La poésie est l’outil de Mosab pour documenter et résister au génocide israélien – un exploit d’autant plus important que les journalistes internationaux ne sont toujours pas autorisés à entrer dans la bande de Gaza et que plus de 141 journalistes palestiniens ont été tués à ce jour par les forces israéliennes.

« J’amplifie les voix et les histoires, pas seulement les poèmes, mais aussi les histoires qui se cachent derrière ces poèmes… Il s’agit d’une poésie de témoignage. Nous n’avons même pas le temps de fantasmer sur des choses que nous n’avons jamais vécues, parce que nous avons presque tout vécu à Gaza. Nous n’avons pas besoin de regarder des films d’horreur.
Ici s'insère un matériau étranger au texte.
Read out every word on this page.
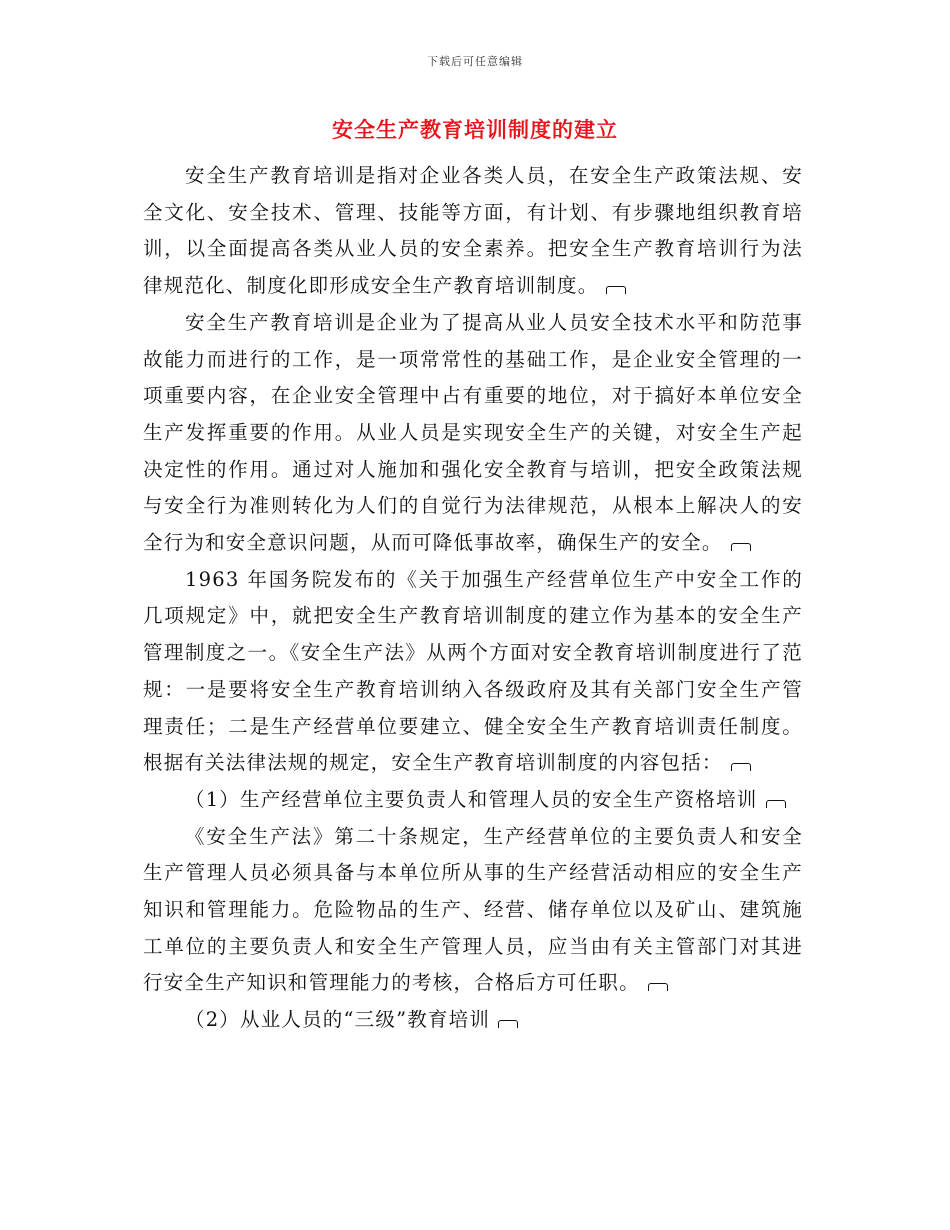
下载后可任意编辑
安全生产教育培训制度的建立

安全生产教育培训是指对企业各类人员，在安全生产政策法规、安全文化、安全技术、管理、技能等方面，有计划、有步骤地组织教育培训，以全面提高各类从业人员的安全素养。把安全生产教育培训行为法律规范化、制度化即形成安全生产教育培训制度。

安全生产教育培训是企业为了提高从业人员安全技术水平和防范事故能力而进行的工作，是一项常常性的基础工作，是企业安全管理的一项重要内容，在企业安全管理中占有重要的地位，对于搞好本单位安全生产发挥重要的作用。从业人员是实现安全生产的关键，对安全生产起决定性的作用。通过对人施加和强化安全教育与培训，把安全政策法规与安全行为准则转化为人们的自觉行为法律规范，从根本上解决人的安全行为和安全意识问题，从而可降低事故率，确保生产的安全。

1963 年国务院发布的《关于加强生产经营单位生产中安全工作的几项规定》中，就把安全生产教育培训制度的建立作为基本的安全生产管理制度之一。《安全生产法》从两个方面对安全教育培训制度进行了范规：一是要将安全生产教育培训纳入各级政府及其有关部门安全生产管理责任；二是生产经营单位要建立、健全安全生产教育培训责任制度。根据有关法律法规的规定，安全生产教育培训制度的内容包括：

（1）生产经营单位主要负责人和管理人员的安全生产资格培训

《安全生产法》第二十条规定，生产经营单位的主要负责人和安全生产管理人员必须具备与本单位所从事的生产经营活动相应的安全生产知识和管理能力。危险物品的生产、经营、储存单位以及矿山、建筑施工单位的主要负责人和安全生产管理人员，应当由有关主管部门对其进行安全生产知识和管理能力的考核，合格后方可任职。

（2）从业人员的“三级”教育培训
Nous vivons un film d’horreur, donc le genre de vie que nous vivons est en soi une métaphore de l’au-delà ».

Certains pourraient être tentés de qualifier les écrits de Mosab de « poésie de guerre » et de les placer dans la même catégorie que les poètes de la Première et de la Seconde Guerre mondiale qui ont écrit dans les tranchées ou les bunkers.

Mais Mosab insiste sur le fait que ce qui se passe à Gaza n’est pas une guerre, puisque le peuple palestinien lutte sous l’occupation depuis des décennies, et qu’il ne peut donc pas s’agir de « poésie de guerre ».

« Je parlerais plutôt de poésie de la catastrophe, car chaque poème parle d’une catastrophe – la perte d’une fille, d’un père, d’une maison, d’un jardin, de la mer, des nuages dans le ciel dont nous n’avons pas pu profiter lorsqu’ils passaient par là. »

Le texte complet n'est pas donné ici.